Un rap per Kabul
Vi invitiamo a partecipare all’evento “Un rap per Kabul”, che si terrà alla Casa della Musica (via dei Capitelli 3, Trieste) il prossimo 15 novembre alle ore 18.30. Il gruppo rap Ekhtelaf, composto da rifugiati afghani, presenta il nuovo singolo e videoclip girato a Trieste dal titolo “Kabul”. Segue incontro e dibattito con gli autori.
COMUNICATO STAMPA
Gli Ekhtelaf, gruppo rap di rifugiati afghani residenti a Trieste, pubblicano il videoclip del nuovo singolo dal titolo “Kabul” sottotitolato in italiano. Il pezzo, uscito all’inizio dell’estate non sottotitolato, ha avuto una buona diffusione sui portali di condivisione musicale più utilizzati in Medio Oriente e tra i rifugiati in Europa (come 20 Rap in Iran e Radio Faryad nei paesi scandinavi).
Questi giovani ragazzi, che hanno ottenuto in Italia lo status di rifugiati politici lo scorso anno, si considerano un movimento piuttosto che una band. Il loro percorso musicale inizia nel 2014, quando ancora i componenti del gruppo, appena giunti in Italia, si trovavano nella condizione di richiedenti asilo. Esce in quell’estate il singolo “Bazicheh”, con il sostegno del Consorzio Italiano di Solidarietà (ICS) – Ufficio Rifugiati e in collaborazione con il team di produzione di audiovisivi Little Paris Production. Per il nuovo video “Kabul” si rinnova il sostegno dato da ICS e la collaborazione con Little Paris Production, a cui si aggiunge il contributo del circolo ARCI di Budoia.

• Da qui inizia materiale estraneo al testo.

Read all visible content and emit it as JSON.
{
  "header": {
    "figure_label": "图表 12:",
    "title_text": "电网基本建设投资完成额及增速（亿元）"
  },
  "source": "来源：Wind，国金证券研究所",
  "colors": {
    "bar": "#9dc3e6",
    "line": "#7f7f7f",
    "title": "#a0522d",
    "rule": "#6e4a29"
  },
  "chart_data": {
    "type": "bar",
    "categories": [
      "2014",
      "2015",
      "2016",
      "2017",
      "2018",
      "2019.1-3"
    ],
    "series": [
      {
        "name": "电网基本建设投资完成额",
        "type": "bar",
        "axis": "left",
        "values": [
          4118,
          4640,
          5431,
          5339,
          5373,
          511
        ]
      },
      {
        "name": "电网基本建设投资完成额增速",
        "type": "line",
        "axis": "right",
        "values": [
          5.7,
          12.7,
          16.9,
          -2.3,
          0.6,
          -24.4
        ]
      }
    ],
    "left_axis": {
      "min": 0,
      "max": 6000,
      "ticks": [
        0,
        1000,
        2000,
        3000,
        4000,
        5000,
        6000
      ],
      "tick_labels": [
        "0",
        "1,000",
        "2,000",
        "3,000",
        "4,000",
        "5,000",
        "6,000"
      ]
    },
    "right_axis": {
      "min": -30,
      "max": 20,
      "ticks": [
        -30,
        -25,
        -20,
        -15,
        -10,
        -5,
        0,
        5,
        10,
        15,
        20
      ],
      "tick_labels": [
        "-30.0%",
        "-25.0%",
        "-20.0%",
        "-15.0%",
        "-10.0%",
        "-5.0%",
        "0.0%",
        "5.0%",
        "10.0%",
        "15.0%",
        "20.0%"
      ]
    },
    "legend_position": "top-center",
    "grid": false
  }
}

Il sostegno di ICS persegue i principi cardine dell’organizzazione, nel tutelare e sostenere i percorsi dei richiedenti asilo e rifugiati non solo nei loro aspetti formali-amministrativi: il percorso di Ekhtelaf mostra la volontà di impiegare i mezzi di comunicazione e la libertà di espressione e che il paese ospitante offre loro, per recuperare un ruolo sociale attivo sia qui in Italia che in Afghanistan. Questa risorsa creativa consente loro di combattere contro un destino che costringe molti rifugiati a una duplice assenza: il non vedersi riconosciuta piena cittadinanza in Europa; l’aver perso il diritto a considerarsi membro attivo nella propria società di origine. Proprio sulla possibilità di rivendicare questo duplice ruolo si gioca invece la scelta d’impegno artistico e sociale di Ekhtelaf.
La parola Ekhtelaf in persiano significa differenza ed è stata scelta come nome del gruppo per porre l’accento sul potenziale valore positivo e costruttivo della diversità, che caratterizza fortemente la composizione etnica della popolazione afghana oltre che, nello specifico, la composizione del gruppo musicale: Faryad è di origine tagika, Habib è un hazara mentre Qadir è pashtun.
Nei loro testi si auspica un Afghanistan unito nella fratellanza tra i popoli che lo compongono, una fratellanza suggellata dallo spirito religioso comune, che nulla ha a che vedere con i movimenti estremisti o le pratiche retrive che riempiono quotidianamente le pagine dei giornali e che hanno portato allo sfacelo il Paese e, in particolare, la città di Kabul. Per gli Ekhtelaf – anzi – la condizione di divisione e contrasto tra i gruppi etnici, le violenze e la paura non sono endemici, ma parte di una strategia che vuole indebolire la coscienza collettiva per favorire gli interessi di un gruppo ristretto di persone.
Il rap “Kabul” è ispirato ad una canzone tradizionale omonima, resa celebre negli anni ’70 dal cantante afghano Amir Mohammad, che nel testo rimpiange lo splendore passato della città. Parti di questa canzone cantate da Qadir inframezzano i rap di Habib e Faryad che, senza mezzi termini, gridano il proprio dissenso per le attuali condizioni sociali e politiche, citando una serie di efferati eventi di cronaca che hanno insanguinato la città. Tra questi forse il più clamoroso è l’assassinio di Farkhunda Malikzada (19/03/2015), giovane insegnante di religione, linciata pubblicamente perché accusata ingiustamente da un mullah di aver bruciato il Corano. Viene citato inoltre il terribile attentato avvenuto a Kabul il 23 luglio 2016, dove un kamikaze causò la morte di 80 persone e il ferimento di 230, per lo più di etnia hazara, che stavano manifestando pacificamente per i propri diritti nelle strade di Kabul.
Il sound è una miscela di beat elettronico e strumenti tradizionali, con una particolare attenzione – già emersa nel precedente singolo “Bazicheh” – all’utilizzo di strumenti poco diffusi in Europa quali il saz o l’oud, i cui suoni vogliono condurci direttamente nelle case e nelle polverose strade di Kabul.